Gerry Cardinale ha avviato una campagna diretta di convincimento verso i suoi calciatori più importanti. Secondo La Gazzetta dello Sport, il proprietario rossonero non intende cedere i nomi più importanti della rosa e ha già telefonato a Christian Pulisic e Luka Modric per assicurarsi la loro permanenza.

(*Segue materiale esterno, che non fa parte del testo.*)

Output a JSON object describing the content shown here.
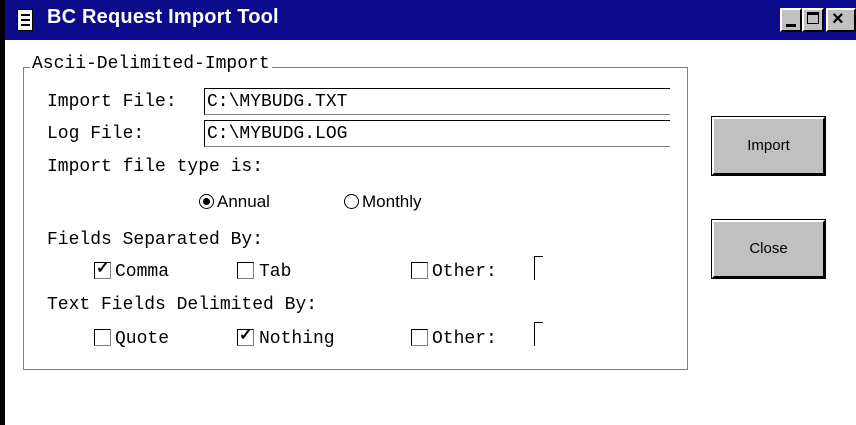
{
  "window": {
    "title": "BC Request Import Tool",
    "title_bar_color": "#0b0b8c",
    "close_glyph": "×"
  },
  "group": {
    "legend": "Ascii-Delimited-Import",
    "import_file_label": "Import File:",
    "import_file_value": "C:\\MYBUDG.TXT",
    "log_file_label": "Log File:",
    "log_file_value": "C:\\MYBUDG.LOG",
    "file_type_label": "Import file type is:",
    "radio_annual": "Annual",
    "radio_monthly": "Monthly",
    "fields_sep_label": "Fields Separated By:",
    "sep_comma": "Comma",
    "sep_tab": "Tab",
    "sep_other": "Other:",
    "text_delim_label": "Text Fields Delimited By:",
    "delim_quote": "Quote",
    "delim_nothing": "Nothing",
    "delim_other": "Other:"
  },
  "buttons": {
    "import": "Import",
    "close": "Close"
  },
  "state": {
    "file_type": "Annual",
    "sep_comma": true,
    "sep_tab": false,
    "sep_other": false,
    "delim_quote": false,
    "delim_nothing": true,
    "delim_other": false
  }
}
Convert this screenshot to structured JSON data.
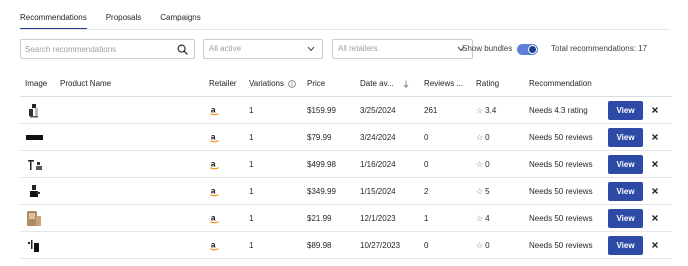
{
  "tabs": [
    {
      "label": "Recommendations",
      "active": true
    },
    {
      "label": "Proposals",
      "active": false
    },
    {
      "label": "Campaigns",
      "active": false
    }
  ],
  "toolbar": {
    "search_placeholder": "Search recommendations",
    "status_filter": "All active",
    "retailer_filter": "All retailers",
    "show_bundles_label": "Show bundles",
    "show_bundles_on": true,
    "total_label": "Total recommendations: 17"
  },
  "table": {
    "columns": {
      "image": "Image",
      "product_name": "Product Name",
      "retailer": "Retailer",
      "variations": "Variations",
      "price": "Price",
      "date": "Date av...",
      "reviews": "Reviews ...",
      "rating": "Rating",
      "recommendation": "Recommendation"
    },
    "view_label": "View",
    "rows": [
      {
        "variations": "1",
        "price": "$159.99",
        "date": "3/25/2024",
        "reviews": "261",
        "rating": "3.4",
        "recommendation": "Needs 4.3 rating"
      },
      {
        "variations": "1",
        "price": "$79.99",
        "date": "3/24/2024",
        "reviews": "0",
        "rating": "0",
        "recommendation": "Needs 50 reviews"
      },
      {
        "variations": "1",
        "price": "$499.98",
        "date": "1/16/2024",
        "reviews": "0",
        "rating": "0",
        "recommendation": "Needs 50 reviews"
      },
      {
        "variations": "1",
        "price": "$349.99",
        "date": "1/15/2024",
        "reviews": "2",
        "rating": "5",
        "recommendation": "Needs 50 reviews"
      },
      {
        "variations": "1",
        "price": "$21.99",
        "date": "12/1/2023",
        "reviews": "1",
        "rating": "4",
        "recommendation": "Needs 50 reviews"
      },
      {
        "variations": "1",
        "price": "$89.98",
        "date": "10/27/2023",
        "reviews": "0",
        "rating": "0",
        "recommendation": "Needs 50 reviews"
      }
    ]
  },
  "colors": {
    "accent": "#2c4aa6",
    "toggle_track": "#5e80d6"
  },
  "icons": {
    "search": "search-icon",
    "chevron": "chevron-down-icon",
    "info": "info-icon",
    "sort": "sort-arrow-icon",
    "retailer": "amazon-logo-icon",
    "star": "star-icon",
    "close": "close-icon"
  }
}
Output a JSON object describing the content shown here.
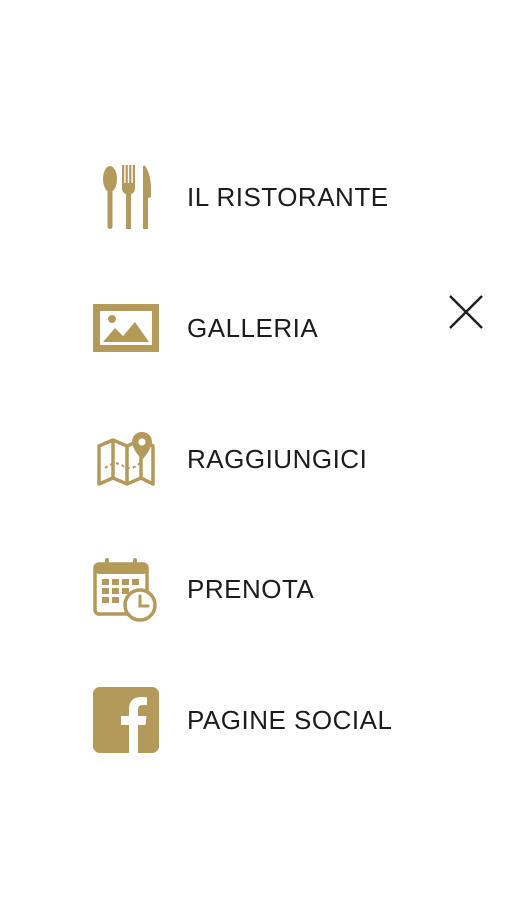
{
  "menu": {
    "items": [
      {
        "label": "IL RISTORANTE",
        "icon": "cutlery-icon"
      },
      {
        "label": "GALLERIA",
        "icon": "picture-icon"
      },
      {
        "label": "RAGGIUNGICI",
        "icon": "map-pin-icon"
      },
      {
        "label": "PRENOTA",
        "icon": "calendar-clock-icon"
      },
      {
        "label": "PAGINE SOCIAL",
        "icon": "facebook-icon"
      }
    ]
  },
  "close": {
    "icon": "close-icon"
  },
  "colors": {
    "accent": "#b49a5a",
    "text": "#1c1c1c",
    "background": "#ffffff"
  }
}
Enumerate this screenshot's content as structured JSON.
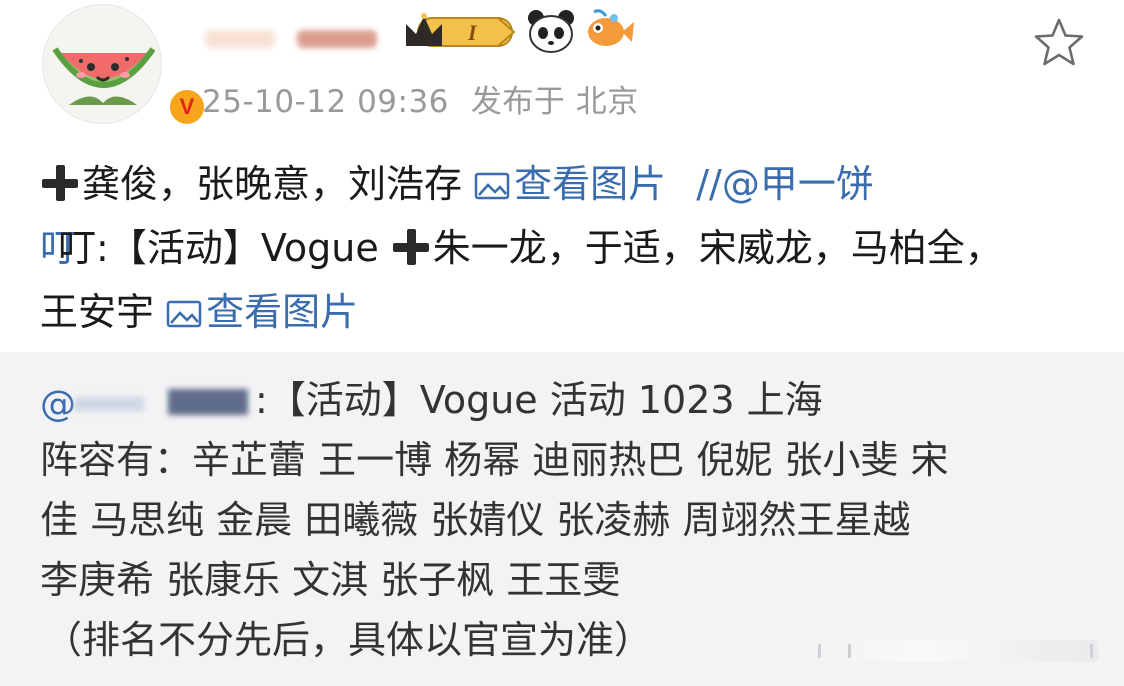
{
  "header": {
    "timestamp": "25-10-12 09:36",
    "location": "发布于 北京",
    "level_badge": "I",
    "verified_badge": "V"
  },
  "post": {
    "line1_text": "龚俊，张晚意，刘浩存",
    "view_image_label": "查看图片",
    "mention": "//@甲一饼",
    "line2_prefix": "叮:【活动】Vogue",
    "line2_names": "朱一龙，于适，宋威龙，马柏全，",
    "line3_names": "王安宇",
    "view_image_label_2": "查看图片"
  },
  "repost": {
    "title_suffix": ":【活动】Vogue 活动 1023 上海",
    "lineup_line1": "阵容有：辛芷蕾 王一博 杨幂 迪丽热巴 倪妮 张小斐 宋",
    "lineup_line2": "佳 马思纯 金晨 田曦薇 张婧仪 张凌赫 周翊然王星越",
    "lineup_line3": "李庚希 张康乐 文淇 张子枫 王玉雯",
    "note": "（排名不分先后，具体以官宣为准）"
  },
  "colors": {
    "link": "#3a6dae",
    "meta_text": "#999999",
    "repost_bg": "#f3f3f5",
    "badge_orange": "#f7a51b"
  }
}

Pulisic: il rinnovo fino al 2027 non basta a Cardinale
L’americano possiede già un contratto solido con scadenza 2027, eventualmente estendibile fino al 2028. Eppure Cardinale ha deciso che non è abbastanza. Ha chiuso immediatamente ogni discussione sulla possibilità di una partenza estiva, comunicando chiaramente l’intenzione di prolungare ulteriormente l’accordo. Le trattative riprenderanno dopo il Mondiale, quando tutti gli attori potranno valutare il futuro con lucidità.
La scelta rivela una strategia precisa: Cardinale vuole cristallizzare i migliori talenti della squadra prima che altre big europee possano muoversi. Non è una semplice rassicurazione, bensì una dichiarazione di guerra ai corteggiamenti esterni. Pulisic rimane intoccabile nel progetto rossonero.

Modric tra Amorim e le pressioni di mercato: cosa farà Cardinale
Più complessa la situazione del croato. Ruben Amorim sta costruendo un piano tattico che coinvolge direttamente Modric, e il proprietario intende supportare questa visione contattandolo personalmente. Il rinnovo non è escluso, anzi rappresenta un’opzione concreta nel tavolo delle trattative. Cardinale ha deciso di non permettere distrazioni durante il Mondiale: la conversazione vera arriverà dopo.
Quale messaggio emerge da queste mosse? Che il Milan vuole interrompere il ciclo delle partenze e costruire stabilità attorno ai propri asset migliori. Non è una reazione difensiva, ma un’offensiva progettuale. Le chiamate di Cardinale si estendono anche a Rafael Leao e Mike Maignan. Al francese è stato già chiesto di restare, mentre con Leao la porta rimane aperta a una continuazione del rapporto.